Melastoma malabathricum
TARANAKI RHODODENDRON FESTIVAL October 30 – November 2, 2009
This plant is a plant of my youth. When I went to live in Singapore as a faculty wife in NTU, the Nanyang Technological University, we were very lucky we were given residences on campus, and NTU was located on what was once a jungle. There were still a jungle next to the campus. I has a blast from the past when I saw some of the plants I had seen and used when I was a child growing up in Borneo, especially with my Grand Dad in the village.
This plant is called by the white man as the Singapore Rhododendron. I LOL to myself. In the mid 1950s, Dad had a scholarship to study in London, Mum took us from Sibu town to live in the village at Lanang Road. There were no dairies, 7/11 convenient shop, and no hawker to sell us tit bits. We made our own tit bits from raiding Grand Dad's pineapple garden to dipping in his soya bean paste while it was being made.

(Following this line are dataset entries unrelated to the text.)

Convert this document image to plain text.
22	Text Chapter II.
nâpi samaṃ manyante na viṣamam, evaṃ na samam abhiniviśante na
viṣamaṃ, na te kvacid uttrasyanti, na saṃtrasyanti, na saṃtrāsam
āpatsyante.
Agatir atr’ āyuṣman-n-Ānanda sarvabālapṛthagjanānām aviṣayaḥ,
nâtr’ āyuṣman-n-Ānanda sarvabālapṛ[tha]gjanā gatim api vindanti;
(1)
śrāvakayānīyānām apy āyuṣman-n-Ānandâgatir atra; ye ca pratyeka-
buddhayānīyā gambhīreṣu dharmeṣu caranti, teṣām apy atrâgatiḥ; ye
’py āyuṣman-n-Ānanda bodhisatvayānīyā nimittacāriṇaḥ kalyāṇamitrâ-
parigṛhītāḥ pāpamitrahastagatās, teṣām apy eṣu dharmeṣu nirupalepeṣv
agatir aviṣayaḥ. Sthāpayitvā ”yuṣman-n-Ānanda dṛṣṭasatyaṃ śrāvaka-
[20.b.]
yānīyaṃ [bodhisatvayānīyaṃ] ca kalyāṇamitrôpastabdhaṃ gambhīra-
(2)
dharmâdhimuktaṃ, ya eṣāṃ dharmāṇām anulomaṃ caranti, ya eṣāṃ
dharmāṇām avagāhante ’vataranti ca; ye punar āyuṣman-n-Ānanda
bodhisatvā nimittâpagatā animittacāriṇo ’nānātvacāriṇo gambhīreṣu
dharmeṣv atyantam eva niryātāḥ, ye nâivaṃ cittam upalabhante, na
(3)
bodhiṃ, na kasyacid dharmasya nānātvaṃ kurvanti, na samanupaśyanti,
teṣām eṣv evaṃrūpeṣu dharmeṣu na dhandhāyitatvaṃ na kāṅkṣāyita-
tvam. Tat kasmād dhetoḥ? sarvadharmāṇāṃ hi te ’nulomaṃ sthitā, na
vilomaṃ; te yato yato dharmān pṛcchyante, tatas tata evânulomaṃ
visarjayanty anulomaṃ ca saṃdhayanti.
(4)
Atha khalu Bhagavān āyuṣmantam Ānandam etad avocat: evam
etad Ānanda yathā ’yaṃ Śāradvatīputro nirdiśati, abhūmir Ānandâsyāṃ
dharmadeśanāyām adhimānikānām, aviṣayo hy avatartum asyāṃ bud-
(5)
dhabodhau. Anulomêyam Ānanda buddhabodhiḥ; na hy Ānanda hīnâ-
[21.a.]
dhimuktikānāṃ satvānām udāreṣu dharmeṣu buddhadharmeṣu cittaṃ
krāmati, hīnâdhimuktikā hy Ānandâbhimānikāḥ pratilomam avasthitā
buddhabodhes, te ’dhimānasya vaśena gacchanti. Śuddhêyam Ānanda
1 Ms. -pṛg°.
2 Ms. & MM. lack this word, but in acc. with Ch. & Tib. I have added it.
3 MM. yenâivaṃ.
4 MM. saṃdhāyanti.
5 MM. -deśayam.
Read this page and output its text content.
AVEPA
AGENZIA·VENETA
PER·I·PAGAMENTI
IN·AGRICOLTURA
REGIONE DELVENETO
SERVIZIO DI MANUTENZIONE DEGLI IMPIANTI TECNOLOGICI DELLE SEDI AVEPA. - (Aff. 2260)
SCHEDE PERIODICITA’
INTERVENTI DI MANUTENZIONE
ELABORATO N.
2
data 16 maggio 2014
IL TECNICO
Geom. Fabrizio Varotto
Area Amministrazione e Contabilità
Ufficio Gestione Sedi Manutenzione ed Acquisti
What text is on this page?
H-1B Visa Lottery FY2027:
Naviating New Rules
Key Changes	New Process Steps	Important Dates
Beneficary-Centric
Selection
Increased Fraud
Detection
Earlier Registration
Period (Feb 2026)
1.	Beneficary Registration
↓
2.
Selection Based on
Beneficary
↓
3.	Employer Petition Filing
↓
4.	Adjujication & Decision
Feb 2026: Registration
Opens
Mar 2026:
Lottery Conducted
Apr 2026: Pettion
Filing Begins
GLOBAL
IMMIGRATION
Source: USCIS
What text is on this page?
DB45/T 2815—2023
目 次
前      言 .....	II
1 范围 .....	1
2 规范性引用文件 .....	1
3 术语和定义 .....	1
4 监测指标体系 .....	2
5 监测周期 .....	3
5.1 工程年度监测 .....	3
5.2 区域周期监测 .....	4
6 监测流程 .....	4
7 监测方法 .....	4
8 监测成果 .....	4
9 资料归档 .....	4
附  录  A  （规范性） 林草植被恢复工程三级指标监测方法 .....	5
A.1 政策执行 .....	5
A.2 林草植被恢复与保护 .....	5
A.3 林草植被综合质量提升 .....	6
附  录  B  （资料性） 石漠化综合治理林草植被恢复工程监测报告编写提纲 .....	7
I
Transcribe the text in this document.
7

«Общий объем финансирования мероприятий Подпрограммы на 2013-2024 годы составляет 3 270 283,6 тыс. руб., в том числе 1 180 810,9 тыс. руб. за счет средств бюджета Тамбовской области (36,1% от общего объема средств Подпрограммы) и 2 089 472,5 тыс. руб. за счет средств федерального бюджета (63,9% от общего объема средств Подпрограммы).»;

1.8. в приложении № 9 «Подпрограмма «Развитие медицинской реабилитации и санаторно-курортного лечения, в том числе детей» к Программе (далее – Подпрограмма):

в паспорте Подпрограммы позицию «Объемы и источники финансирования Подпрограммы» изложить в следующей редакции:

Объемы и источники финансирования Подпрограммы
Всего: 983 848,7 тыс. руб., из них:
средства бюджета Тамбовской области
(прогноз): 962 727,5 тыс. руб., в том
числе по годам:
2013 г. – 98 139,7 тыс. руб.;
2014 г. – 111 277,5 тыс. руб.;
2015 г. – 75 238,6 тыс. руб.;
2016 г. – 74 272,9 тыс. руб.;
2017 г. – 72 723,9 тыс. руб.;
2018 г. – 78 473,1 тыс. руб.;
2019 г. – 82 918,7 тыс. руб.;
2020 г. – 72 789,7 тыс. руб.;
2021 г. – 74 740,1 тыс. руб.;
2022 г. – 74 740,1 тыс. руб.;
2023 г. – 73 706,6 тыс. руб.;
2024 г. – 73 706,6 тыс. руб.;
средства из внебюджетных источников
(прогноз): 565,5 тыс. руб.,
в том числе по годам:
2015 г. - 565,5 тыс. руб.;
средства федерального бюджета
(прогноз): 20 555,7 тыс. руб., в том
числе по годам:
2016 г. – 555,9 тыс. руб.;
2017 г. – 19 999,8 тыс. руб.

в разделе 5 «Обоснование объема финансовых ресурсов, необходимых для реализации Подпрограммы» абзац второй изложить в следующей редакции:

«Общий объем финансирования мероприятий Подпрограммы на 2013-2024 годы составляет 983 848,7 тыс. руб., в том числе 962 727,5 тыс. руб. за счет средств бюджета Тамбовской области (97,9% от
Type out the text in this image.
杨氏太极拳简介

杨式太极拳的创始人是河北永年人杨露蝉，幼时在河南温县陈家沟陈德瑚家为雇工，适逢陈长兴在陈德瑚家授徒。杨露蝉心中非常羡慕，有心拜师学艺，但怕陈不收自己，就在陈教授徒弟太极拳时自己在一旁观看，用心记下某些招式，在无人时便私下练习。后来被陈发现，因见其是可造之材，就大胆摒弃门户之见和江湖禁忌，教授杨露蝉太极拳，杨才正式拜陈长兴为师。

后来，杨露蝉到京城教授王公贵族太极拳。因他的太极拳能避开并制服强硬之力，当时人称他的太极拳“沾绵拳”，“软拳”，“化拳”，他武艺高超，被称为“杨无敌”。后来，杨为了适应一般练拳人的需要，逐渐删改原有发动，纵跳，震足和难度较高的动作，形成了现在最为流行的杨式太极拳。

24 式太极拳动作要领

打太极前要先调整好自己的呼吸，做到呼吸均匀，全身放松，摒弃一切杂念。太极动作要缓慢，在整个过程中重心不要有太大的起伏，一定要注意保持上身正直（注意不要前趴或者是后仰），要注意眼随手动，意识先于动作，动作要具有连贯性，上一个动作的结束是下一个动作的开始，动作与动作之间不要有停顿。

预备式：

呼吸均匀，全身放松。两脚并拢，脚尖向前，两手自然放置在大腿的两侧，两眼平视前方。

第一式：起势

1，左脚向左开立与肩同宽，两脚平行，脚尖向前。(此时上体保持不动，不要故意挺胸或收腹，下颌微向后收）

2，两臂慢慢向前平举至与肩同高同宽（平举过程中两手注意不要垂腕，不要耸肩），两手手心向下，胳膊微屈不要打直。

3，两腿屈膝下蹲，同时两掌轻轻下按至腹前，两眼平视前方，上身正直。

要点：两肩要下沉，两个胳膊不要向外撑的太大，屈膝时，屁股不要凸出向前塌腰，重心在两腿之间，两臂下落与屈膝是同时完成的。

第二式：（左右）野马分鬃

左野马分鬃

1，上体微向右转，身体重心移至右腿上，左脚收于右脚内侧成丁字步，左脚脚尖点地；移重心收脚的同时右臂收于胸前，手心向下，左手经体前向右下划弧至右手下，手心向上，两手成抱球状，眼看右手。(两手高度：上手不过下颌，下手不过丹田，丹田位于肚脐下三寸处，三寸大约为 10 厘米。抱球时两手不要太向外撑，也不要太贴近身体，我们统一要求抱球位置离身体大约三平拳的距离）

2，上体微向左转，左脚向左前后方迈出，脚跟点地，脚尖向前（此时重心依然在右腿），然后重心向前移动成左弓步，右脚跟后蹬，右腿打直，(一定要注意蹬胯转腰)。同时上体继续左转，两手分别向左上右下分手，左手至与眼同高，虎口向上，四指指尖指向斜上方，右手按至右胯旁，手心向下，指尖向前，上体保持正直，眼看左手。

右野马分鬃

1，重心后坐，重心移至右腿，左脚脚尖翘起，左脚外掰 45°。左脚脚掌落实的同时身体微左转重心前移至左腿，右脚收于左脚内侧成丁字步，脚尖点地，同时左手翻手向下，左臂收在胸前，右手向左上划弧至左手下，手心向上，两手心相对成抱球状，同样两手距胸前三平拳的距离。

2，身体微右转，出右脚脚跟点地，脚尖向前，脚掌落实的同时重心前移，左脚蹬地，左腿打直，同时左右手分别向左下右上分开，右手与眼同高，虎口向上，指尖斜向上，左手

As for this Singapore Rhododendron, my older siblings found that the black fruits of the Rhododendron was sweet. It had a funny gluey sweetness. You won't eat it today, but then, we didn't have much choice. We also peeled off the bark of the tiny twigs and ate them. The taste was a little sour. Mum didn't have to be Agatha Christie to find out we ate the fruit. You see, the dark fruits stained our lips and teeth. She would scream," You native kids, what if you kids died from the poisonous herbs? How am I going to explain to your Dad in London?"